Q: Should I alert on CPU and memory usage? Generally no, unless those metrics directly correlate with user-impacting symptoms. Alert on request latency, error rate, and throughput instead.
Q: How do I handle noisy alerts I cannot fix immediately? Temporarily silence them with an expiration date, create a ticket to fix the root cause, and schedule the fix within the current sprint.
Q: What is the difference between an alert and a dashboard? Alerts notify you of something that requires action. Dashboards help you understand what is happening.
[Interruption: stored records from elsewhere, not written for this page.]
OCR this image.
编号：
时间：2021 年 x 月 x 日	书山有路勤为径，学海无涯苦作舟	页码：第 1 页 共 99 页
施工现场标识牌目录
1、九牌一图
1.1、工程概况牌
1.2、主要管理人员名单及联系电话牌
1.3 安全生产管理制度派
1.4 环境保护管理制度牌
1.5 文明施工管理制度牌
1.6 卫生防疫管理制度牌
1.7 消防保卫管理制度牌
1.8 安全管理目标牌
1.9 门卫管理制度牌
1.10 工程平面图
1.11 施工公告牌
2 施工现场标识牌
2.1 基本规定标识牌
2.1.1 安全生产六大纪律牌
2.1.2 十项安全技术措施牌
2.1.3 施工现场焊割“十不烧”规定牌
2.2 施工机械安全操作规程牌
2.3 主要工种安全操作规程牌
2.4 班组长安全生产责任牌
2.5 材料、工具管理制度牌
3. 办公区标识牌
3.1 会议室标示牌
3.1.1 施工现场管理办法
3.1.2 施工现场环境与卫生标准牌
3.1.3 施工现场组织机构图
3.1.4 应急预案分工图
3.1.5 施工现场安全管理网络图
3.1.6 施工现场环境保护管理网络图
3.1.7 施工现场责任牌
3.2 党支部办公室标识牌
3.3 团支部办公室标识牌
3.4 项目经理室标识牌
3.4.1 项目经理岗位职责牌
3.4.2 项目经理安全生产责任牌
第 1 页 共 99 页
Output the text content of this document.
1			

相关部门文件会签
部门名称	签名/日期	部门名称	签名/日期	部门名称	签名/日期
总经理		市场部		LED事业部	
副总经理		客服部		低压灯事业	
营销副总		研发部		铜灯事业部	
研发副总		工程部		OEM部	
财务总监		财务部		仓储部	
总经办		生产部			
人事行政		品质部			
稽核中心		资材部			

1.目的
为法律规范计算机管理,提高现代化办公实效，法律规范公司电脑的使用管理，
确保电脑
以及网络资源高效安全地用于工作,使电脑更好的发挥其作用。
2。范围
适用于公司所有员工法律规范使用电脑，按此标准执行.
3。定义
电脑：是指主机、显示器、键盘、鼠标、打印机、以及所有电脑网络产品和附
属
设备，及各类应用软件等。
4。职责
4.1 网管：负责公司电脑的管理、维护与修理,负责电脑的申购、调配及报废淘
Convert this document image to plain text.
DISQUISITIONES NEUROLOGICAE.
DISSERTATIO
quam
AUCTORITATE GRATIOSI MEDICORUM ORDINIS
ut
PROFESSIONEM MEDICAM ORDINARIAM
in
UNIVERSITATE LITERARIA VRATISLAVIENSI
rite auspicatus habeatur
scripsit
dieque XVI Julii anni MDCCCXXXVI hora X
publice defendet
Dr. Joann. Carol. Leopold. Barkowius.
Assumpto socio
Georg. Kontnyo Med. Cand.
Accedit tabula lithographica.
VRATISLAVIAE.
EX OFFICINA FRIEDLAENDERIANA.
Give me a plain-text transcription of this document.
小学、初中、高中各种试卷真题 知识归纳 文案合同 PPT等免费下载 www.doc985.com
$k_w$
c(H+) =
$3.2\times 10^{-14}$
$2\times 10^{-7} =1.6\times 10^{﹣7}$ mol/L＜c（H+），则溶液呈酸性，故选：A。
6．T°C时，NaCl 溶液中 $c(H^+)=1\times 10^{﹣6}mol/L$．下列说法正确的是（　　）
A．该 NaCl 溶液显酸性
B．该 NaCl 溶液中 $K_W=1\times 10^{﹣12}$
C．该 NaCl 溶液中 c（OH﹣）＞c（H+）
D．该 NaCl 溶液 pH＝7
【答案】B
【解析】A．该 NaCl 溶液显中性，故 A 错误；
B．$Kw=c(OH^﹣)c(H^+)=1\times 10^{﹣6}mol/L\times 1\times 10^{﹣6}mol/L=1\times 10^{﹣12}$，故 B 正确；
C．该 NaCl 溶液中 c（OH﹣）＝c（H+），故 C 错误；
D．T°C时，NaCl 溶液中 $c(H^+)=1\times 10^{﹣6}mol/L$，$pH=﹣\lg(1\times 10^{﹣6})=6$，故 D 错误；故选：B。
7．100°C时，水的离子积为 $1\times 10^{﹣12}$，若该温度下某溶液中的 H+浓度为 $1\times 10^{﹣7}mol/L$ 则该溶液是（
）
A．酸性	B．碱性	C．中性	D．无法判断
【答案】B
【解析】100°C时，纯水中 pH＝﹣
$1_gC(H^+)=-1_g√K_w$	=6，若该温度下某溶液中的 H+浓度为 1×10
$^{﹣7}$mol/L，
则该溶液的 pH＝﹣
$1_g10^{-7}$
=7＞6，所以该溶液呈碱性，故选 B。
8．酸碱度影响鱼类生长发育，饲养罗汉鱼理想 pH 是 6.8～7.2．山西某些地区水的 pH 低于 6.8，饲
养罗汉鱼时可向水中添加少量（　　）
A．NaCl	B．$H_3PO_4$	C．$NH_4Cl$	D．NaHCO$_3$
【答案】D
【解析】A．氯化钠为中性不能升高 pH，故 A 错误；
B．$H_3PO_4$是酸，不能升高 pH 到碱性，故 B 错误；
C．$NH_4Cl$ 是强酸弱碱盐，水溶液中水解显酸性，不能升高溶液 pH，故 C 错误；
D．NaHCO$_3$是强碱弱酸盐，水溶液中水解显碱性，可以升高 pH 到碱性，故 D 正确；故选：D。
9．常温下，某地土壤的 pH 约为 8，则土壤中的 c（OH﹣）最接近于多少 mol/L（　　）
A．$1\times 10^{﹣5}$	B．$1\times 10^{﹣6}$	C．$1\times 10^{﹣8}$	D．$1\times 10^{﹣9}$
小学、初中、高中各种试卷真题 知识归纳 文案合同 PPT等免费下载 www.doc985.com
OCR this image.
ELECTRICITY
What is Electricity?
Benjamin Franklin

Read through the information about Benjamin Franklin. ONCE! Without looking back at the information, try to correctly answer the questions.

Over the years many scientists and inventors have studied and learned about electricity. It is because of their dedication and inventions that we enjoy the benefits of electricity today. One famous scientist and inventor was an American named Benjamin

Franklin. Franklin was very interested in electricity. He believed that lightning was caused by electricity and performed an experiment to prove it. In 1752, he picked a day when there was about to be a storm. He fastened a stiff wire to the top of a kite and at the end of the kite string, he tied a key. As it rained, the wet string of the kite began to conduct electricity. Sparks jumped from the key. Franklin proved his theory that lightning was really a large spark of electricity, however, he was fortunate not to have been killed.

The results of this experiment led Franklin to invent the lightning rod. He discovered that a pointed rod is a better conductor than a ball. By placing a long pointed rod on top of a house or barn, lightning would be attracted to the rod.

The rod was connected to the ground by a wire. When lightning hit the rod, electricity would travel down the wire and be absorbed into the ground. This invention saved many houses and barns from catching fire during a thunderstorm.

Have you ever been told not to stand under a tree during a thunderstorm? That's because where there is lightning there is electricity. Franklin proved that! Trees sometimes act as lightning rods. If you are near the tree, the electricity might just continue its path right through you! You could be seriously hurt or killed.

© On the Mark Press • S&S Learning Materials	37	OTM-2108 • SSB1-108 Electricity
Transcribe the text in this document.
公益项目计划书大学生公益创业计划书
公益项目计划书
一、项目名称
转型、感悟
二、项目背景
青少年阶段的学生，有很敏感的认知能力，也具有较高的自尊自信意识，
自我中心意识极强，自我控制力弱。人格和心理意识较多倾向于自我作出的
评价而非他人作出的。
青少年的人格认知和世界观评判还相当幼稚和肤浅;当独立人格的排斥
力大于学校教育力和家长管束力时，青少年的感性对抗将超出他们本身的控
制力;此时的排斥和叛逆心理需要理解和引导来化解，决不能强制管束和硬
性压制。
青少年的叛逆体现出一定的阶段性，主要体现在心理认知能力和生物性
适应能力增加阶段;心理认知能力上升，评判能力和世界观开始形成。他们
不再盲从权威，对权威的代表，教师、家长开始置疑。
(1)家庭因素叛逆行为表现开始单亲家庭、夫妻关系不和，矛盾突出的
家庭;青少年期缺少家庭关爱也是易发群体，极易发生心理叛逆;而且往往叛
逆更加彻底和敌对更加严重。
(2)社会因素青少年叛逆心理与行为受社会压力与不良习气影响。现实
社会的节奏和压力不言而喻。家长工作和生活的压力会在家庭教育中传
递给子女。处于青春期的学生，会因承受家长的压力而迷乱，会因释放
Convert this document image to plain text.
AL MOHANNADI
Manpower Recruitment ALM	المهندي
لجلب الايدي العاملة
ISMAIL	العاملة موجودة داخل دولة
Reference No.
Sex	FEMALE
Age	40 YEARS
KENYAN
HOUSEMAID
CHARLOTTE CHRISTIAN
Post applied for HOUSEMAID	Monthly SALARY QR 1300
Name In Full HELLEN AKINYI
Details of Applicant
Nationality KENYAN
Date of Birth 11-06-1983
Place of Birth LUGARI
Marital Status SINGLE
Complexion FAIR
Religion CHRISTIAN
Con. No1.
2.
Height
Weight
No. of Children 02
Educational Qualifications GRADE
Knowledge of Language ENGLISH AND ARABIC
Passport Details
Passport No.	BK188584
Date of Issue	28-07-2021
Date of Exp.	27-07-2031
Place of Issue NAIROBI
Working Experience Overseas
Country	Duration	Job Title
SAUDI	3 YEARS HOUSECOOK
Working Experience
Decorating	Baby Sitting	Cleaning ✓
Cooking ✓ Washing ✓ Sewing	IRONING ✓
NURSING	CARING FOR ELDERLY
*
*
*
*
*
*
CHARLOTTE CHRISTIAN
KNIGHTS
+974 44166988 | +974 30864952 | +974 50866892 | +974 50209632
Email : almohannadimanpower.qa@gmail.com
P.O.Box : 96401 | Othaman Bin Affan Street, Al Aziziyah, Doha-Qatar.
Use alerts for urgent issues; dashboards for investigation.
Conclusion
Good alerting is a product you build for your on-call engineers. It should be precise, actionable, and respectful of their time. By designing alerts around user impact, creating clear runbooks, and actively reducing noise, you build an operational culture that is sustainable and effective.